LONDON (Reuters) - The number of new drugs approved for sale in United States and Europe has bounced back this year, suggesting a marked slowdown in 2016 was an aberration rather than a sign of flagging research and development productivity.
The U.S. Food and Drug Administration has already cleared 21 new prescription medicines for sale against 22 in the whole of 2016, and just nine at this stage last year.
The European Medicines Agency has recommended 42 compared with a 2016 total of 81, and 31 in the first five months of last year. Unlike the FDA, the EMA includes generic or non-patented drugs in its list.
John LaMattina, a former research head for Pfizer and a board member at PureTech Health, is unsurprised by the rebound and believes concerns raised at the end of 2016 about deteriorating drug pipelines were “far too dire”.
Significantly, drugmakers are getting smarter about the way they develop medicines by shifting resources from mass-market products to more specialist and higher-priced therapies.
That is fuelling a long-term pick-up in numbers, although it also stores up problems in terms of drug pricing as healthcare providers try to control their spending, with some new cancer treatments costing more than $10,000 a month.
“A lot of biopharmaceutical companies are filling their pipelines with programmes that seek treatments for diseases that can be approved with an accelerated review such as rare diseases, different cancers and anti-infectives,” LaMattina said.
“These types of programmes benefit from requiring modest-sized clinical trials and have the potential for generous pricing. We’re seeing fewer R&D resources devoted to programmes that require rigorous differentiation in Phase III trials.”
Phase III is the final stage when new drugs are tested on large numbers of patients.
Big pharma companies are not necessarily out of the woods when it comes to getting a decent return on the billions of dollars they spend each year on R&D, since more and more drugs come from the labs of young biotech companies.
But this year’s crop does include several highly promising products from large multinationals that are tipped to generate billions of dollars in sales, according to consensus analyst forecasts compiled by Thomson Reuters.
They include Sanofi and Regeneron’s Dupixent for severe eczema, projected to sell more than $5 billion by 2023, Roche’s multiple sclerosis drug Ocrevus, with sales above $4 billion, and AstraZeneca’s cancer drug durvalumab, forecast to generate nearly $3 billion.

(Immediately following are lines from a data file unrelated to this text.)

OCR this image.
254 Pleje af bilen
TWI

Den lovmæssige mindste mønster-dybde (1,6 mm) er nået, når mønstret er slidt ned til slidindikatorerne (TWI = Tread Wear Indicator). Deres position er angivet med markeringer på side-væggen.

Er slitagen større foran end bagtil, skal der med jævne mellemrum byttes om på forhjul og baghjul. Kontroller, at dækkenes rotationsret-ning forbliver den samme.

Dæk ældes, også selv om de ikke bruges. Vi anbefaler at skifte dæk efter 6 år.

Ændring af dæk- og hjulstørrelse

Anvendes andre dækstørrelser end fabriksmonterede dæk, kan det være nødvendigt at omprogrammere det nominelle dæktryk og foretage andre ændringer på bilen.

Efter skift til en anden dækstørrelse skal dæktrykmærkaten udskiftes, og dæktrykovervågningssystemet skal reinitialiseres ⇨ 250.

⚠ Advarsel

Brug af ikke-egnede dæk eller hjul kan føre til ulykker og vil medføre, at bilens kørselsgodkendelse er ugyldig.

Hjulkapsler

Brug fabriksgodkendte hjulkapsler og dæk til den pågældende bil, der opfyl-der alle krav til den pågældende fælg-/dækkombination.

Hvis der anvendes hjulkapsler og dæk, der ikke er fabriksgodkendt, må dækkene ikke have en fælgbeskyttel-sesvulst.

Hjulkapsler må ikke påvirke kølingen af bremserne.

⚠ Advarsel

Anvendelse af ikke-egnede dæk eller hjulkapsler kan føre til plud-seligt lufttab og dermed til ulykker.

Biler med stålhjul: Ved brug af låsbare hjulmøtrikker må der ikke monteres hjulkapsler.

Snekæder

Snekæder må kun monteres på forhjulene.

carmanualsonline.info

Other major new medicines still awaiting approval this year include Novo Nordisk’s diabetes drug semaglutide, as well as a novel cell therapy for leukaemia from Novartis and a shingles vaccine from GlaxoSmithKline.
There have been setbacks as well, with Amgen and UCB, for example, no longer expecting their experimental osteoporosis drug to win approval in 2017 due to safety issues.
After a spike in 2014 and 2015, there had been worries that last year’s fall in drug approvals to a six-year low might signal more fundamental problems in industry productivity or a slowdown by regulators.
In fact, one-off factors contributed to the poor figure. Several drugs won an early green light at the end of 2015 and others had decisions pushed back into 2017, including Roche’s Ocrevus and Sanofi/Regeneron’s Kevzara for rheumatoid arthritis, which finally won a green light on Monday.
According to QuintilesIMS, which compiles data for the pharmaceutical sector, the robust state of the industry’s late-phase R&D pipeline means it is well placed to yield an average of 40 to 45 new launches annually through to 2021.
Hilary Thomas, chief medical adviser at KPMG, said U.S. regulators in particular were showing an innovative approach that was helping to accelerate approvals - as highlighted by a novel decision to clear a cancer drug for the first time based on genetics, not tumour location.
Still, the targeted nature of many new medicines will limit the overall patient population getting the latest wave of novel drugs.
“What the data masks is that while there might be more approvals, the total number of people getting new drugs is probably not going to up hugely because these are more specific, personalised treatments,” she said.